MENELADANI KETAATAN IBRAHIM SEBAGAI TONGGAK KEBANGKITAN ISLAM

Hari raya Idul adha telah tiba. Gemuruh takbir, tahmid dan tahlil kembali bergema memuji kebesaran dan keagungan Allah SWT. Gemanya mencairkan kebekuan jiwa manusia yang mati dan memperkuat hati orang-orang yang beriman. Betapa agungnya hari ini, hari dimana kita diingatkan kembali dengan kisah monumental tentang keimanan Nabiyullah Ibrahim as dan putranya Ismail as dalam menjalankan perintah Allah. Sebuah teladan pengorbanan yang patut kita contoh untuk menunjukkan arti sebuah ketaatan yang seharusnya ada pada diri seorang hamba kepada Al Khaliqnya, Allah aza wa jalla. Sekaligus menjadi perenungan bagi kita seberapa besar kesediaaan kita untuk berkorban apa yang kita miliki sebagai konsekuensi dari keimanan dan ketaqwaan kita kepada Allah.

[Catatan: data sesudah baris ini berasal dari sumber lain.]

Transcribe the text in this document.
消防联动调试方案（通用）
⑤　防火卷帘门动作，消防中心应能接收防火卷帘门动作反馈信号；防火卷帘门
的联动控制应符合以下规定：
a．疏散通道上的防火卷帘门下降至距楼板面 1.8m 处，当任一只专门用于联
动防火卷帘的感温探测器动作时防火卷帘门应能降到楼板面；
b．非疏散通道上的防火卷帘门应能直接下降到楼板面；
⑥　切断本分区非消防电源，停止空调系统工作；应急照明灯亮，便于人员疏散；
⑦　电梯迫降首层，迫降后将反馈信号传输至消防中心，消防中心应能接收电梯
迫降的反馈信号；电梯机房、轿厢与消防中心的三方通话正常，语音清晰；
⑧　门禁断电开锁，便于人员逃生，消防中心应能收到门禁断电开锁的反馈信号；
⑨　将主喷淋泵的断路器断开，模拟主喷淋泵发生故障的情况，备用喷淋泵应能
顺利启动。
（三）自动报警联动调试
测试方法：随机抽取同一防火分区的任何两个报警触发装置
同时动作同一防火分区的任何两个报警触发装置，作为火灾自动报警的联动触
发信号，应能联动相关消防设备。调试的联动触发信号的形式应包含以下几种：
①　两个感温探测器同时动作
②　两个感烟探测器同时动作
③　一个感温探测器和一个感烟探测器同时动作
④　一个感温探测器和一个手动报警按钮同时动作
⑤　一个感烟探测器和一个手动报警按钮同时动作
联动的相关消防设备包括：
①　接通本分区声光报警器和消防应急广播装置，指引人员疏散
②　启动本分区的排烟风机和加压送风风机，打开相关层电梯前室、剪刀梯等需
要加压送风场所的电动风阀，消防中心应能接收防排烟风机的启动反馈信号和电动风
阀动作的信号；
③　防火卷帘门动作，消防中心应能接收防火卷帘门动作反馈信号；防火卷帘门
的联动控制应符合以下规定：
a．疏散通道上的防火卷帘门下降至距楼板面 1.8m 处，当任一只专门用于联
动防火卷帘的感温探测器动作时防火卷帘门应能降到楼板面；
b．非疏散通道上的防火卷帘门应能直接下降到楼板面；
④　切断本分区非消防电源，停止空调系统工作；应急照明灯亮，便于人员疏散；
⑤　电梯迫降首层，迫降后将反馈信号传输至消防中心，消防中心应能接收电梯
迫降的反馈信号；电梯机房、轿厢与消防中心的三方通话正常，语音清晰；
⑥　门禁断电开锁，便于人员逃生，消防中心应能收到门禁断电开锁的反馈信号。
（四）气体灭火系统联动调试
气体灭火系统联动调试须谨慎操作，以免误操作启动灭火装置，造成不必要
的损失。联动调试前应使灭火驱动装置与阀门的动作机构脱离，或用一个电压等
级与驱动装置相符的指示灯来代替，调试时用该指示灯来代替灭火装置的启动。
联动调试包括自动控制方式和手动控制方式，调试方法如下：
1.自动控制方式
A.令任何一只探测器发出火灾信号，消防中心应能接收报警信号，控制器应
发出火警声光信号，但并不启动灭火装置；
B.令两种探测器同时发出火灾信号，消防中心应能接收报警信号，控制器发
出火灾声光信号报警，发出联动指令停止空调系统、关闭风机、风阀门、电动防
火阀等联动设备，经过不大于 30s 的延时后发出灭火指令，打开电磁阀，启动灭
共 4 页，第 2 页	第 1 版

Ketika Nabi Ibrahim as menerima wahyu dari Allah untuk menyembelih putranya Ismail bukan hal yang mudah bagi beliau untuk menjalankan perintah ini. Karena bagaimana pun, nabi Ibrahim adalah seorang ayah yang sangat mencintai dan menyayangi putranya Ismail. Ismail adalah buah hati yang telah didambakannya selama hampir seratus tahun. Ismail telah mendatangkan kegembiraan dan kebahagiaan dalam kehidupan nabi Ibrahim. Akan tetapi, tanpa disangka-sangka wahyu Allah SWT melalui mimpi turun kepada nabi Ibrahim untuk menyembelih Ismail.ibrahim berkata:
“Maka tatkala anak itu sampai pada umur sanggup berusaha bersama-sama Ibrahim, Ibrahim berkata: “ Hai anakku sesungguhnya aku melihat dalam mimpi bahwa aku menyembelihmu. Maka pikirkanlah apa pendapatmu “.(QS.Ash shoffat:102).
Allah tidak membiarkan utusanNya berada dalam keraguan. Petunjuk Allah datang melalui anaknya ismail yang dengan teguh meyakinkan ayahnya untuk tidak ragu-ragu dalam menjalankan perintah Allah. Ismail berkata: yaa abatil if’al tu’mar “Wahai ayahanda tercinta, kerjakanlah apa yang diperintahkan kepadamu, insyaallah kamu akan mendapatiku termasuk hamba yang sabar”.(QS.Ash Shoffat 103).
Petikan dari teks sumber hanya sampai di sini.